Someday I'll get tired of taking so-so pictures with my iPod and go back to my "real" camera. In the meantime, all I have to show of the latest experiment is this blurry picture of an attempt to weave a band using a rigid heddle (this was the 10 dent Beka) and the little antique Peacock loom. I had always wanted to refurbish the Peacock loom because it's so tiny and portable (12" width), but I failed to get up the energy to tie 100 string heddles. Instead, I ordered the smallest Texsolv heddles (5 7/8", I think) which were too long. So, I need to either shorten them somewhat, the length and the eyes are too big, or tie those 100 string heddles! Either way, that means this little loom is sitting empty… or is it? After reading up on Sami-style weaving, I warped the rigid heddle and tied it onto the Peacock loom, using only the warp and cloth bars. I removed the heddles (carefully!) and also the reed, which is held in very lightly by two small screws. I'm considering removing the top bar, too, because it's in my way and I happen to be enjoying weaving bands. But then I need to sit back and wonder if it's better to put the Peacock loom back together and pass it along to someone who will tie those 100 string heddles, or if it's better to keep it in pieces and use it as a cradle or box loom. Decisions, decisions…

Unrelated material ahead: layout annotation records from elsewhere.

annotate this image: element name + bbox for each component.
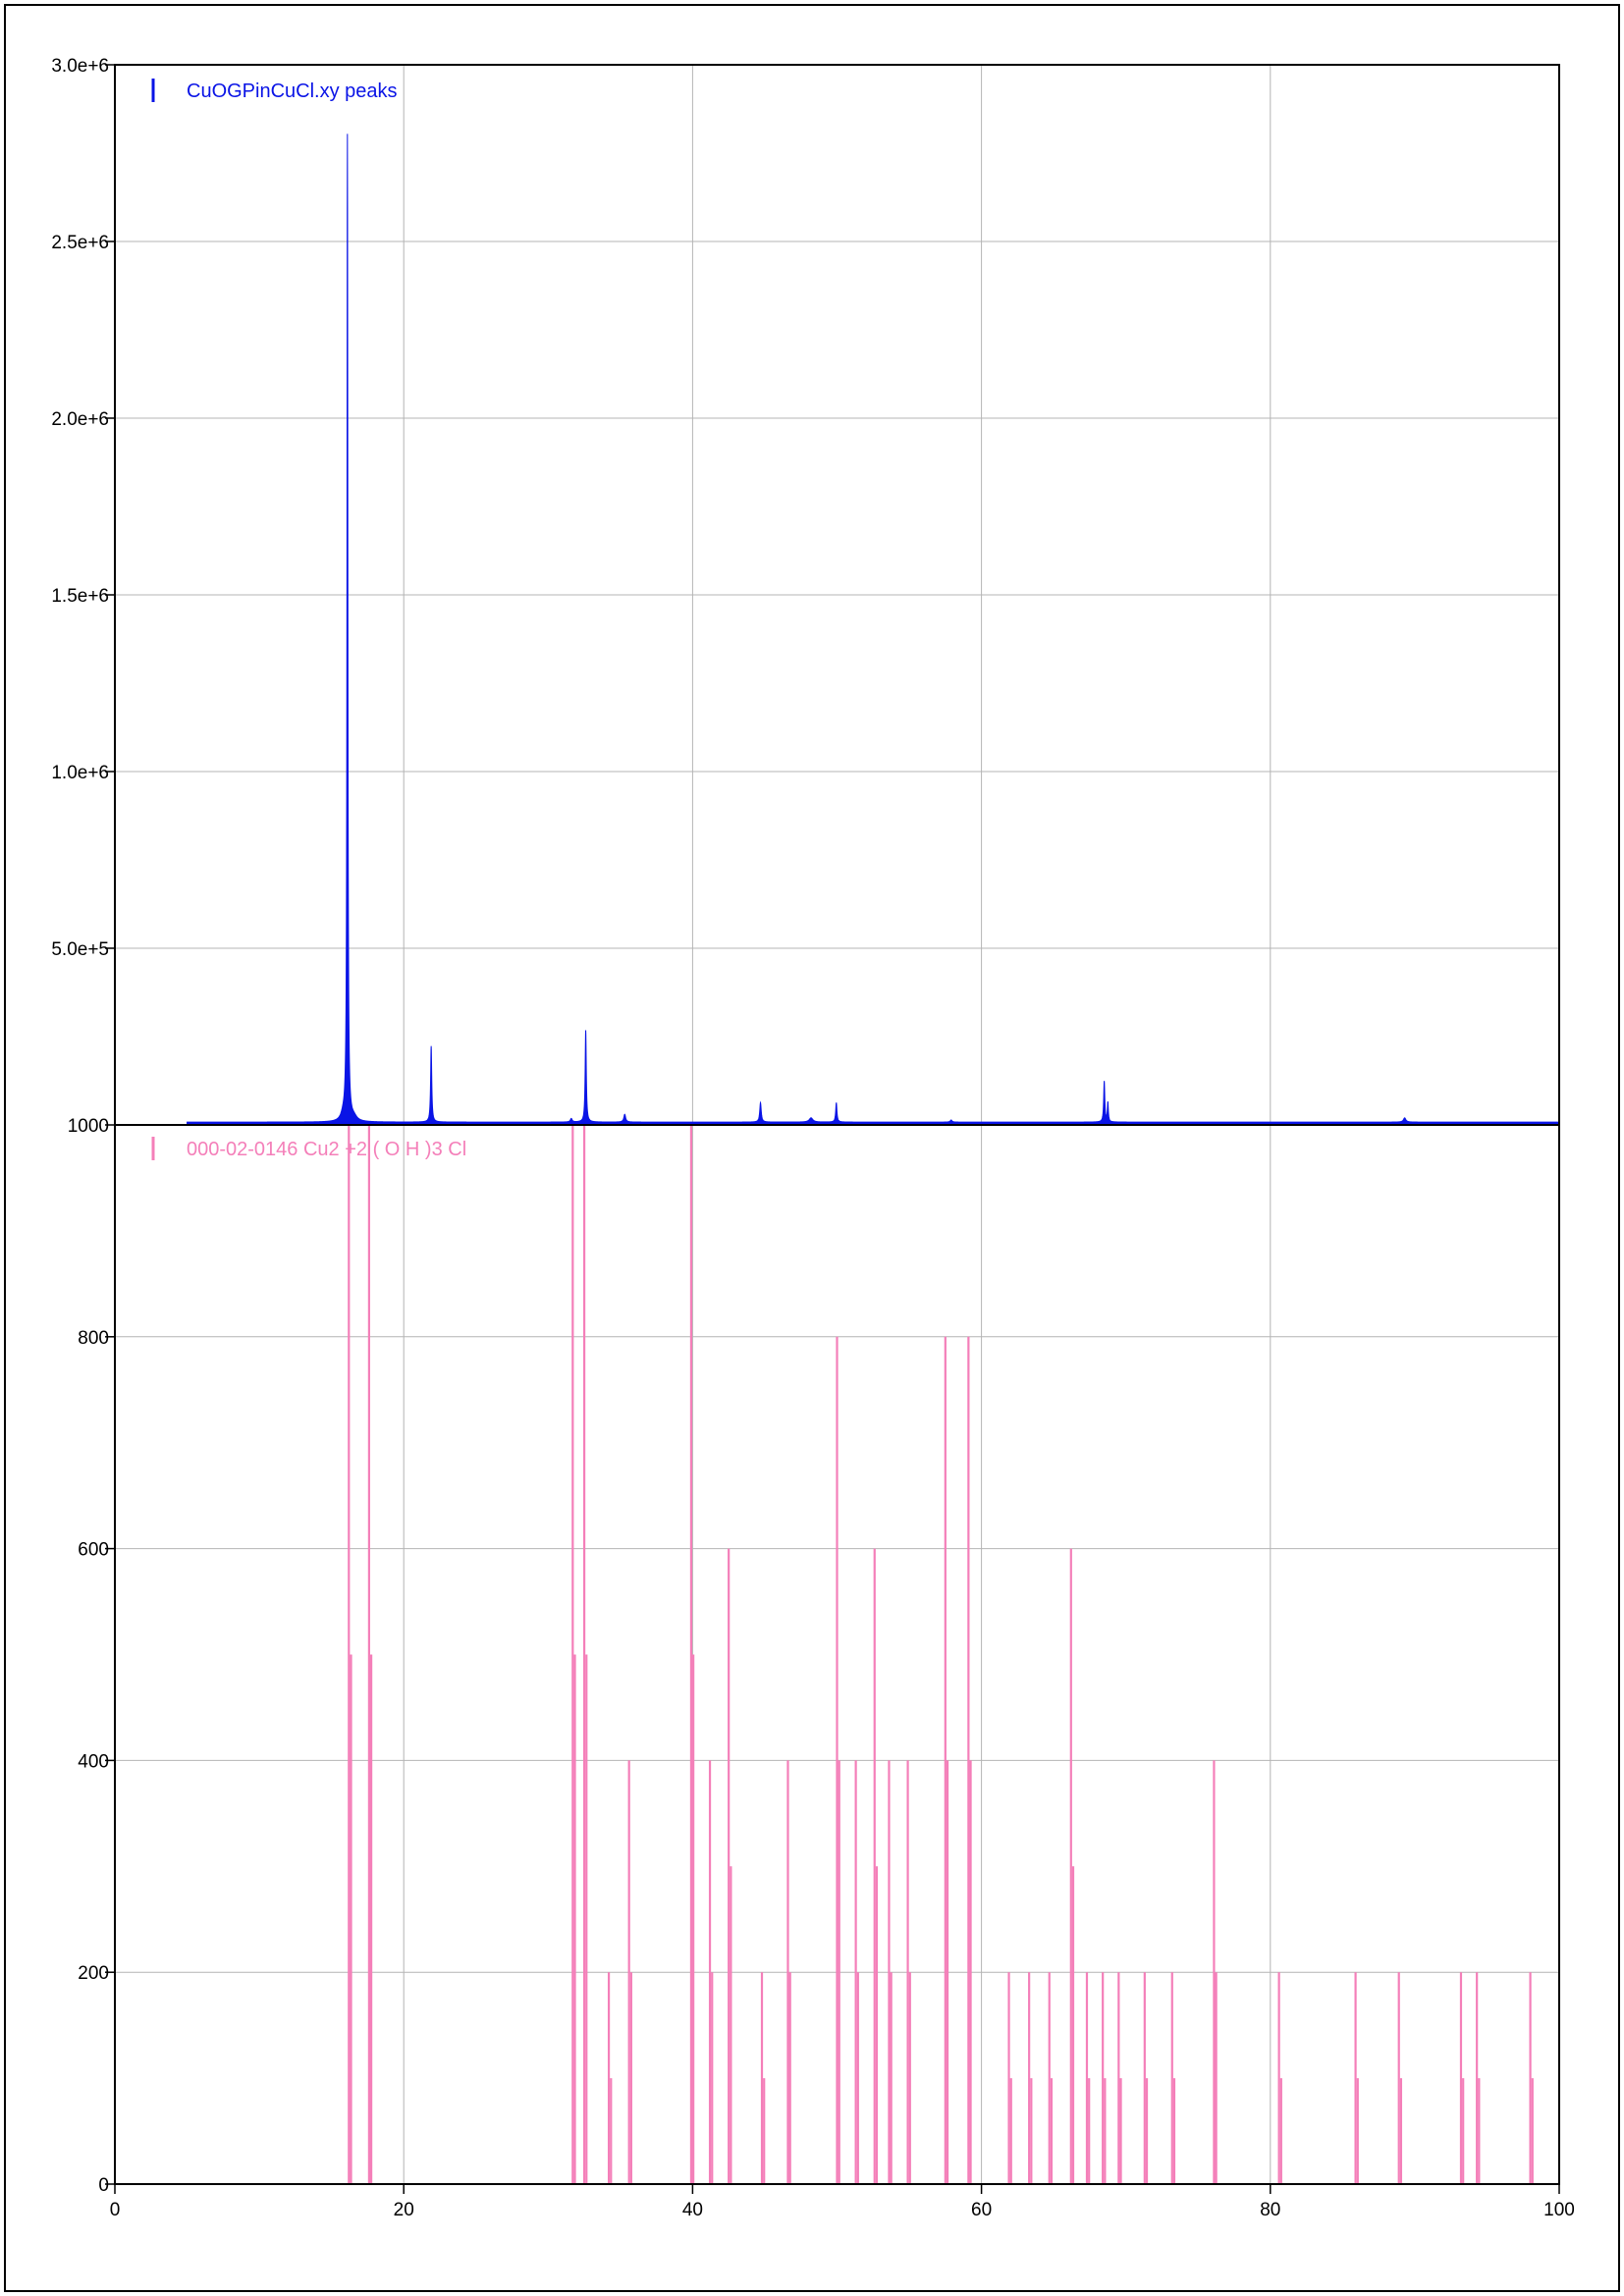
bottom-y-tick-label: 800 <box>78 1328 109 1349</box>
top-legend-label: CuOGPinCuCl.xy peaks <box>187 80 398 102</box>
axes-layer <box>105 64 1560 2194</box>
bottom-legend: 000-02-0146 Cu2 +2 ( O H )3 Cl <box>151 1137 466 1160</box>
top-panel-plot <box>187 133 1560 1126</box>
x-tick-label: 40 <box>682 2200 703 2220</box>
bottom-panel-plot <box>348 1125 1534 2184</box>
top-y-tick-label: 2.0e+6 <box>51 409 109 430</box>
bottom-y-tick-label: 400 <box>78 1751 109 1772</box>
pattern-series-line <box>187 133 1560 1126</box>
x-tick-label: 0 <box>110 2200 121 2220</box>
bottom-y-tick-label: 200 <box>78 1963 109 1984</box>
top-y-tick-label: 1000 <box>68 1116 109 1137</box>
top-y-tick-label: 2.5e+6 <box>51 233 109 253</box>
bottom-legend-label: 000-02-0146 Cu2 +2 ( O H )3 Cl <box>187 1139 466 1160</box>
tick-labels-layer: 0 20 40 60 80 100 1000 5.0e+5 1.0e+6 1.5e+6 2.0e+6… <box>51 56 1575 2220</box>
top-y-tick-label: 1.0e+6 <box>51 763 109 783</box>
bottom-y-tick-label: 0 <box>98 2175 109 2196</box>
page-frame <box>4 4 1620 2292</box>
top-y-tick-label: 1.5e+6 <box>51 586 109 607</box>
top-y-tick-label: 3.0e+6 <box>51 56 109 77</box>
top-y-tick-label: 5.0e+5 <box>51 939 109 960</box>
x-tick-label: 60 <box>971 2200 992 2220</box>
x-tick-label: 100 <box>1543 2200 1575 2220</box>
x-tick-label: 80 <box>1260 2200 1280 2220</box>
x-tick-label: 20 <box>394 2200 414 2220</box>
bottom-y-tick-label: 600 <box>78 1540 109 1561</box>
top-legend: CuOGPinCuCl.xy peaks <box>151 79 398 102</box>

I couldn't make heads or tails of the pattern until I realized the pattern strands (which are in the center and double the thickness of the other strands) are sometimes raised from beneath, and sometimes lowered from above. This may not make any sense, but once I figured it out, I knew how to do this style of weaving. There are some really wonderful band weaving heddles out there with fancy double holes and smaller slots, but if you want to try it, I suggest using a simple rigid heddle and a pattern. You don't even need the loom, as traditional weavers do this backstrap-style. If you'd like a place to start, I suggest you try The Braids and Bands Yahoo group. It's free but you do need to join. Try the Files section to find a series of PDF handouts by Susan Foulkes, who recently held an online course for Sami style band weaving.
Now that I've got the hang of it, I want to use a finer thread, more colors, and a more intricate pattern.
This may be the fastest item I’ve ever woven. It’s a scarf on the Glimakra Emilia using pink and white cotton. The warping and weaving took a total of two and a half hours! I’ll post the “finished” picture tomorrow.
I just started a narrow scarf for myself using Berroco Remix. The pattern is a favorite, the 3/1 lace pattern in the weft float section of Jane Patrick's book, The Weaver's Idea Book. Instead of using scrap yarn, I'm using a length of spool knitted yarn I made on this little gadget, the Embellish Knit I-Cord Maker. Works great!